M. le Président : Si vous le permettez, j'indiquerai dès l'abord que les thèmes sur lesquels nous souhaitons solliciter vos services sont l'évaluation des moyens logistiques des différentes administrations qui concourent à l'action de l'Etat en mer, le rôle du CROSS de La Garde et, en particulier, son rôle de surveillance des bouches de Bonifacio, cette zone constituant pour nous un sujet important de préoccupation. Nous voudrions connaître votre avis sur le bilan de la lutte contre le dégazage et le déballastage en Méditerranée, ainsi que des particularités de la zone Méditerranée en termes de sécurité maritime. Que pensez notamment de la création d'une zone de protection écologique en Méditerranée ? Faut-il intensifier les collaborations maritimes internationales pour parvenir à un suivi du trafic maritime en Méditerranée ?

M. Pierre-Xavier COLLINET : M. le président, je voulais, en guise de propos liminaire, vous rappeler que, selon moi, l'un des faits essentiels est qu'il n'y a pas eu de pollution majeure en Méditerranée depuis de très nombreuses années et que nous, qui sommes chargés de traiter ces problèmes, avons du mal à convaincre les élus, l'administration et l'ensemble des personnes intéressées à l'affaire qu'une catastrophe majeure peut survenir un jour. Nous sommes convaincus que si une catastrophe se produit, ce sera, comme toujours, dans les pires conditions : par exemple, un pétrolier arrivant au mois de juillet dans le Golfe de Saint-Tropez... On peut tout imaginer ! Nous n'avons jamais connu cela et nous nous efforçons de faire savoir à l'ensemble des parties prenantes que ce genre de catastrophe, contrairement à la statistique, peut toujours arriver. Pour cela, il faut se donner les moyens et je vois notre action se décliner sous un certain nombre de grands thèmes.

Tout d'abord, parlons des moyens. Aujourd'hui, la Marine dispose de moyens maritimes et aériens. Les autres administrations ont également les leurs. Nous en reparlerons tout à l'heure en détail. Mais en ce qui concerne notre organisation, comme partout ailleurs, c'est le préfet maritime qui coordonne l'ensemble des moyens des différentes administrations en mer.
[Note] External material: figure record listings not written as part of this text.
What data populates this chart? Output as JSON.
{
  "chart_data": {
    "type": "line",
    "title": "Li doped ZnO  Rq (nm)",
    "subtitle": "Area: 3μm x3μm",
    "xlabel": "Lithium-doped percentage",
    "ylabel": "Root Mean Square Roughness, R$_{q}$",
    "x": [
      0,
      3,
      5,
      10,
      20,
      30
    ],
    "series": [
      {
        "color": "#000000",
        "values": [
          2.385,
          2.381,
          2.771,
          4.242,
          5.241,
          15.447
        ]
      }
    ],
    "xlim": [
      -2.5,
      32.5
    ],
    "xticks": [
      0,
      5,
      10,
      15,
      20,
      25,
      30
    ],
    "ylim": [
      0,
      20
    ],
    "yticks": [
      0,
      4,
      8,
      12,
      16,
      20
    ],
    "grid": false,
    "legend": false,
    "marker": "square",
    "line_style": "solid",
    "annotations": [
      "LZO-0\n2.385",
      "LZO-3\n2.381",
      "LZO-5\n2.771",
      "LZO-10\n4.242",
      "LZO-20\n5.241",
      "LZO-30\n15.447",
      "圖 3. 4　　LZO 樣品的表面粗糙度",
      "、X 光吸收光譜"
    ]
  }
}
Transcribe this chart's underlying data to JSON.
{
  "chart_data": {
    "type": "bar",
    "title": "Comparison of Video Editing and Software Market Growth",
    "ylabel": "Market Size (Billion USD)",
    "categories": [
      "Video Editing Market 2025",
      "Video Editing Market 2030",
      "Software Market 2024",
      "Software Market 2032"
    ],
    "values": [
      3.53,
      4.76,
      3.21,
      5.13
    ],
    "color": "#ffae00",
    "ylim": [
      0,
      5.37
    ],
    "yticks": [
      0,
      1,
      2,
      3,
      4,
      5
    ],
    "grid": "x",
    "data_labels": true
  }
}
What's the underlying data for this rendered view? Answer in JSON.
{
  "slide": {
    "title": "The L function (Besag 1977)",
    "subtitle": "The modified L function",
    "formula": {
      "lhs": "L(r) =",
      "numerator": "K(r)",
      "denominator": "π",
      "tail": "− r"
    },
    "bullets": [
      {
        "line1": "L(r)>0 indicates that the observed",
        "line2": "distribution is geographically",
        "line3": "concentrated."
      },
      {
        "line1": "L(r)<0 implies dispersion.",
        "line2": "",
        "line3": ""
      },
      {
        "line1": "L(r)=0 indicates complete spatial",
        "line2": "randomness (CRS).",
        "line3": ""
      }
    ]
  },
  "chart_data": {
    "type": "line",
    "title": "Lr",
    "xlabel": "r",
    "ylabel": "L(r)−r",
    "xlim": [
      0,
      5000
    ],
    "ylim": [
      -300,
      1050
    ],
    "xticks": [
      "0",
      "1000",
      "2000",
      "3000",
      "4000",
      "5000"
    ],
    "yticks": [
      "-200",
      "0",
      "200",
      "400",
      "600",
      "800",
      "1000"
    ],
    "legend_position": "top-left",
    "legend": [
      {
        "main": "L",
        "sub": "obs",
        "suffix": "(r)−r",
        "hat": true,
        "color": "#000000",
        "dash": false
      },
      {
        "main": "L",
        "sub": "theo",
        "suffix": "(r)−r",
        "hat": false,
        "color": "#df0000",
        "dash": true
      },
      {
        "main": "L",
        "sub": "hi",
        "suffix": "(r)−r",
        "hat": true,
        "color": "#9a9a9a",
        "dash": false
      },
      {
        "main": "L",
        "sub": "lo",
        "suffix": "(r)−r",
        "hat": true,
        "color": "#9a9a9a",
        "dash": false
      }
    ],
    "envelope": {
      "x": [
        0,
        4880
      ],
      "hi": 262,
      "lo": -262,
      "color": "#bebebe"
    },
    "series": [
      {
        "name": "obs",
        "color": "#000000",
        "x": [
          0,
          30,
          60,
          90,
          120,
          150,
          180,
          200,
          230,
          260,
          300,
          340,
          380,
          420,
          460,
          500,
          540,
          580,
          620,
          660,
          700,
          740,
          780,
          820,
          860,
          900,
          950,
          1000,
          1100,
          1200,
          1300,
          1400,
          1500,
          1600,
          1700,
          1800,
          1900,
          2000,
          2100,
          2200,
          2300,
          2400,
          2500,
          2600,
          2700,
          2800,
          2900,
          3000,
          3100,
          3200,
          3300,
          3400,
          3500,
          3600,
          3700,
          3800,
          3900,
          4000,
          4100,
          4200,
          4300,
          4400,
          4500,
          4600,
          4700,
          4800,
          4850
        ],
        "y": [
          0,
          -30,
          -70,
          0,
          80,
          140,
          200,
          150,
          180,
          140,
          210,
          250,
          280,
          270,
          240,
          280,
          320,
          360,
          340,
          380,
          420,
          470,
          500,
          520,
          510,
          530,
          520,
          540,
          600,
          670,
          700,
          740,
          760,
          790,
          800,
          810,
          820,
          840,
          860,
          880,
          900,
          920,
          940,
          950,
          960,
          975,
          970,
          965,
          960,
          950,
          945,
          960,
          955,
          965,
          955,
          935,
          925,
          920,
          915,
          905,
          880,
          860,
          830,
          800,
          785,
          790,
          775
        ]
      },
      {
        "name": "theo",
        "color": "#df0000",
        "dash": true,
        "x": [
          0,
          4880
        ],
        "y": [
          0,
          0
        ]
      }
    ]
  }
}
C'est exactement la même chose qu'à Brest et cela fonctionne très bien aussi ici.

Quels sont aujourd'hui les moyens de la marine proprement dits ? Il s'agit d'un remorqueur d'intervention, le Mérou, de 100 tonnes de traction, qui n'a pratiquement pas de capacité antipollution, et un bâtiment de lutte contre les pollutions, la Carangue, qui est lui aussi un bateau affrété, mais qui, inversement, dispose de moyens de lutte antipollution.

Nous avons également les moyens qui appartiennent à la Marine, et qui ne sont donc pas affrétés. Il s'agit de deux nouveaux remorqueurs que nous venons de recevoir, qui sont tout neufs et sont destinés aux manœuvres du porte-avion : ce sont l'Estérel et le Lubéron. Nous sommes en train de les équiper pour la lutte antipollution.
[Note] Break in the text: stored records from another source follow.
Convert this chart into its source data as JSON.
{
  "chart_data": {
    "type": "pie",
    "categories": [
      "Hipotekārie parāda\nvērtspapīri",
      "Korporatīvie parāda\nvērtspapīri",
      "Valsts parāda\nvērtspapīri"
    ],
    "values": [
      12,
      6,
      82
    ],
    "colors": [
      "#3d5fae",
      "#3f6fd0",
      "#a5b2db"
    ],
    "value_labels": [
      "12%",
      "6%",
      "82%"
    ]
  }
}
Puis, nous disposons de moyens moins importants comme de petits remorqueurs que nous équipons tant bien que mal de moyens de lutte antipollution. Nous n'avons pas de moyens majeurs de lutte antipollution, pas plus ici qu'à Brest.
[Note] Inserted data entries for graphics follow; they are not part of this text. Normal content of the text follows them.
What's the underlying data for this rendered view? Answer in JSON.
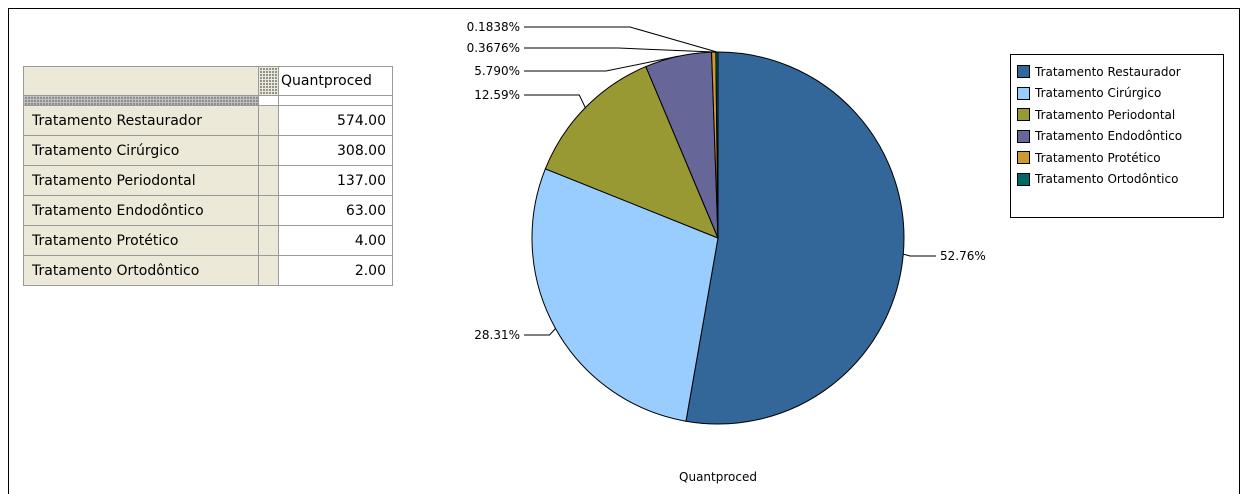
{
  "table": {
    "column_header": "Quantproced",
    "rows": [
      {
        "label": "Tratamento Restaurador",
        "value": "574.00"
      },
      {
        "label": "Tratamento Cirúrgico",
        "value": "308.00"
      },
      {
        "label": "Tratamento Periodontal",
        "value": "137.00"
      },
      {
        "label": "Tratamento Endodôntico",
        "value": "63.00"
      },
      {
        "label": "Tratamento Protético",
        "value": "4.00"
      },
      {
        "label": "Tratamento Ortodôntico",
        "value": "2.00"
      }
    ]
  },
  "chart_data": {
    "type": "pie",
    "title": "",
    "xlabel": "Quantproced",
    "categories": [
      "Tratamento Restaurador",
      "Tratamento Cirúrgico",
      "Tratamento Periodontal",
      "Tratamento Endodôntico",
      "Tratamento Protético",
      "Tratamento Ortodôntico"
    ],
    "values": [
      574,
      308,
      137,
      63,
      4,
      2
    ],
    "percent_labels": [
      "52.76%",
      "28.31%",
      "12.59%",
      "5.790%",
      "0.3676%",
      "0.1838%"
    ],
    "colors": [
      "#336699",
      "#99ccff",
      "#999933",
      "#666699",
      "#cc9933",
      "#006666"
    ],
    "legend_position": "right"
  }
}
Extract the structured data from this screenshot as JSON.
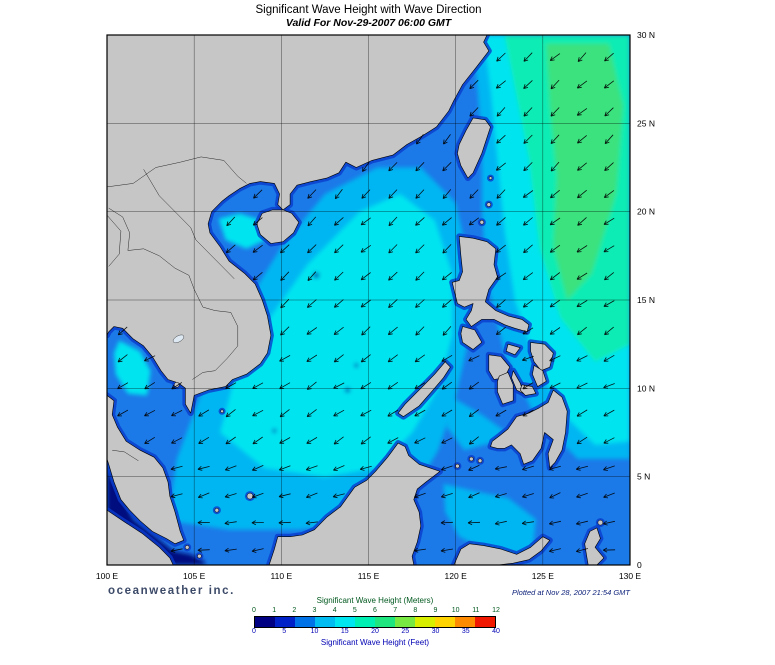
{
  "header": {
    "title": "Significant Wave Height with Wave Direction",
    "subtitle": "Valid For Nov-29-2007 06:00 GMT"
  },
  "map": {
    "lat_labels": [
      "30 N",
      "25 N",
      "20 N",
      "15 N",
      "10 N",
      "5 N",
      "0"
    ],
    "lon_labels": [
      "100 E",
      "105 E",
      "110 E",
      "115 E",
      "120 E",
      "125 E",
      "130 E"
    ],
    "land_color": "#c6c6c6",
    "coast_color": "#000000",
    "grid_color": "#000000",
    "sea_colors": {
      "base": "#1b79e8",
      "mid": "#00b6f2",
      "cyan": "#00e4f0",
      "pale": "#0cecb4",
      "green": "#3ae27e",
      "navy": "#000d7e",
      "shore": "#0a3ccc",
      "deep": "#0630b4"
    },
    "arrows": {
      "color": "#000000",
      "bands": [
        {
          "lat_min": 20,
          "lat_max": 31,
          "bearing": 222
        },
        {
          "lat_min": 12,
          "lat_max": 20,
          "bearing": 228
        },
        {
          "lat_min": 7,
          "lat_max": 12,
          "bearing": 238
        },
        {
          "lat_min": 3,
          "lat_max": 7,
          "bearing": 250
        },
        {
          "lat_min": 0,
          "lat_max": 3,
          "bearing": 262
        }
      ]
    }
  },
  "footer": {
    "brand": "oceanweather inc.",
    "plotted": "Plotted at Nov 28, 2007 21:54 GMT"
  },
  "legend": {
    "meters_title": "Significant Wave Height (Meters)",
    "meters_ticks": [
      "0",
      "1",
      "2",
      "3",
      "4",
      "5",
      "6",
      "7",
      "8",
      "9",
      "10",
      "11",
      "12"
    ],
    "feet_title": "Significant Wave Height (Feet)",
    "feet_ticks": [
      "0",
      "5",
      "10",
      "15",
      "20",
      "25",
      "30",
      "35",
      "40"
    ],
    "palette": [
      "#000082",
      "#0020c8",
      "#0072e8",
      "#00bcf0",
      "#00e6f0",
      "#00f0b4",
      "#20e680",
      "#78e842",
      "#d8f000",
      "#ffd400",
      "#ff8c00",
      "#f01800"
    ],
    "meters_color": "#00581e",
    "feet_color": "#0000b4"
  }
}
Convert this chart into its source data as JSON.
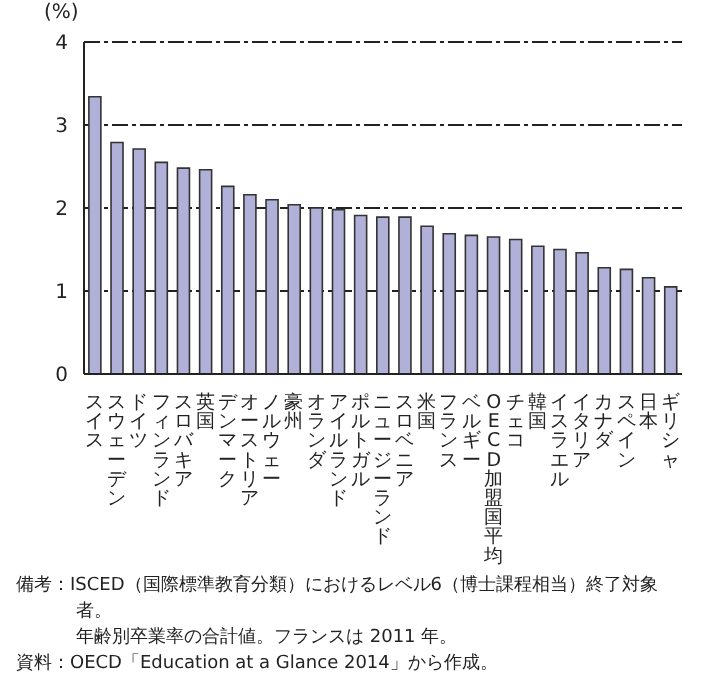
{
  "chart_data": {
    "type": "bar",
    "ylabel": "(%)",
    "categories": [
      "スイス",
      "スウェーデン",
      "ドイツ",
      "フィンランド",
      "スロバキア",
      "英国",
      "デンマーク",
      "オーストリア",
      "ノルウェー",
      "豪州",
      "オランダ",
      "アイルランド",
      "ポルトガル",
      "ニュージーランド",
      "スロベニア",
      "米国",
      "フランス",
      "ベルギー",
      "OECD加盟国平均",
      "チェコ",
      "韓国",
      "イスラエル",
      "イタリア",
      "カナダ",
      "スペイン",
      "日本",
      "ギリシャ"
    ],
    "values": [
      3.34,
      2.79,
      2.71,
      2.55,
      2.48,
      2.46,
      2.26,
      2.16,
      2.1,
      2.04,
      2.0,
      1.98,
      1.91,
      1.89,
      1.89,
      1.78,
      1.69,
      1.67,
      1.65,
      1.62,
      1.54,
      1.5,
      1.46,
      1.28,
      1.26,
      1.16,
      1.05
    ],
    "color": "#b0b0d8",
    "ylim": [
      0,
      4
    ],
    "yticks": [
      0,
      1,
      2,
      3,
      4
    ],
    "grid": "y",
    "annotations": [
      "備考：ISCED（国際標準教育分類）におけるレベル6（博士課程相当）終了対象者。",
      "年齢別卒業率の合計値。フランスは 2011 年。",
      "資料：OECD「Education at a Glance 2014」から作成。"
    ]
  }
}
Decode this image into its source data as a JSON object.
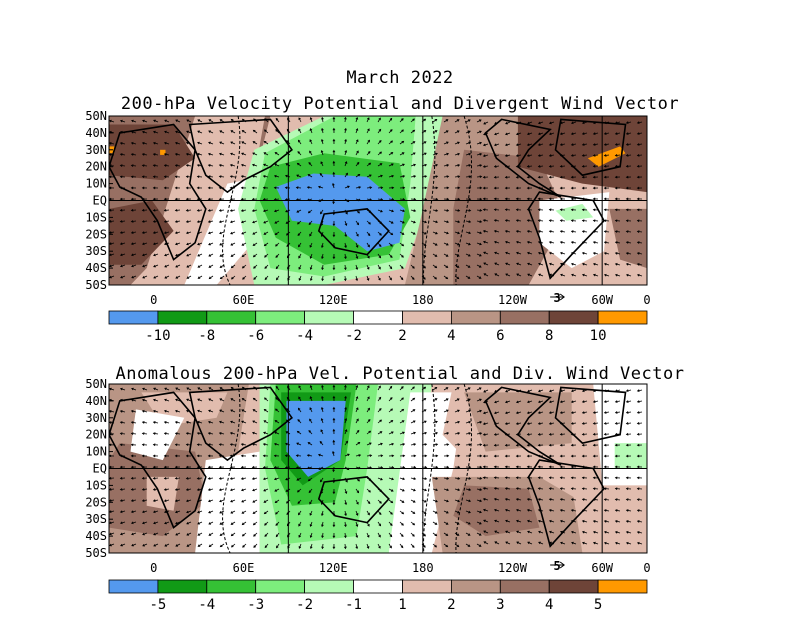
{
  "figure": {
    "title": "March 2022",
    "subtitle": "200-hPa Velocity Potential and Divergent Wind Vector"
  },
  "panels": [
    {
      "id": "total",
      "title": "",
      "lat_labels": [
        "50N",
        "40N",
        "30N",
        "20N",
        "10N",
        "EQ",
        "10S",
        "20S",
        "30S",
        "40S",
        "50S"
      ],
      "lon_labels": [
        "0",
        "60E",
        "120E",
        "180",
        "120W",
        "60W",
        "0"
      ],
      "ref_vector": "3",
      "colorbar": {
        "labels": [
          "-10",
          "-8",
          "-6",
          "-4",
          "-2",
          "2",
          "4",
          "6",
          "8",
          "10"
        ],
        "colors": [
          "#5499ee",
          "#119a16",
          "#35c135",
          "#7ded7d",
          "#b6fab6",
          "#ffffff",
          "#e1bcae",
          "#b99585",
          "#987063",
          "#6e4438",
          "#ff9900"
        ]
      }
    },
    {
      "id": "anomaly",
      "title": "Anomalous 200-hPa Vel. Potential and Div. Wind Vector",
      "lat_labels": [
        "50N",
        "40N",
        "30N",
        "20N",
        "10N",
        "EQ",
        "10S",
        "20S",
        "30S",
        "40S",
        "50S"
      ],
      "lon_labels": [
        "0",
        "60E",
        "120E",
        "180",
        "120W",
        "60W",
        "0"
      ],
      "ref_vector": "5",
      "colorbar": {
        "labels": [
          "-5",
          "-4",
          "-3",
          "-2",
          "-1",
          "1",
          "2",
          "3",
          "4",
          "5"
        ],
        "colors": [
          "#5499ee",
          "#119a16",
          "#35c135",
          "#7ded7d",
          "#b6fab6",
          "#ffffff",
          "#e1bcae",
          "#b99585",
          "#987063",
          "#6e4438",
          "#ff9900"
        ]
      }
    }
  ]
}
Pour 2005, nous avons demandé, et obtenu, de bénéficier d'un des gros remorqueurs Abeille de Brest ou de Cherbourg, au moment où Brest et Cherbourg recevront de nouveaux remorqueurs plus récents et plus puissants. A terme, j'espère bien obtenir deux, voire trois bâtiments antipollution du type de la Carangue. Nous aurions ainsi un outil majeur, et trois secondaires, ce qui, je pense, sera suffisant pour affronter une catastrophe majeure en Méditerranée, dans la mesure où nous bénéficierions aussi des moyens de nos voisins, ceux de Brest et autres.

Je n'ai pas parlé des avions. Nous utilisons actuellement nos vieux Nord 262 pour la surveillance antipollution. Ce sont des appareils que nous avons failli mettre « à la ferraille » il y a trois ans. Grâce au ciel, nous ne l'avons pas fait. Ils continuent à voler et nous coûtent assez cher, de même que les Falcon 50, qui servent également à la surveillance maritime mais qui sont, pour leur part, très récents et très efficaces.

A cela il faut ajouter le moyen par excellence -ce qui peut paraître étonnant- de la surveillance antipollution : en l'occurrence, il s'agit d'un avion des Douanes, car les Douanes sont les seules à disposer de radars sur les avions, capables de détecter les nappes d'hydrocarbures. Nous travaillons avec eux de mieux en mieux, et la collaboration est, actuellement, extrêmement satisfaisante.

Je vous parlerai également des équipements. Ils vous seront détaillés plus tard, mais je peux déjà dire que nous disposons ici d'équipements tels que des barrages, des produits, etc. Nous en avons dans un certain nombre de grands ports. Il me semble cependant que l'on pourrait faire des efforts pour améliorer la mise en place des équipements déconcentrés partout sur le littoral.

Je ne traiterai pas des lieux de refuge maintenant, nous pourrons y revenir tout à l'heure.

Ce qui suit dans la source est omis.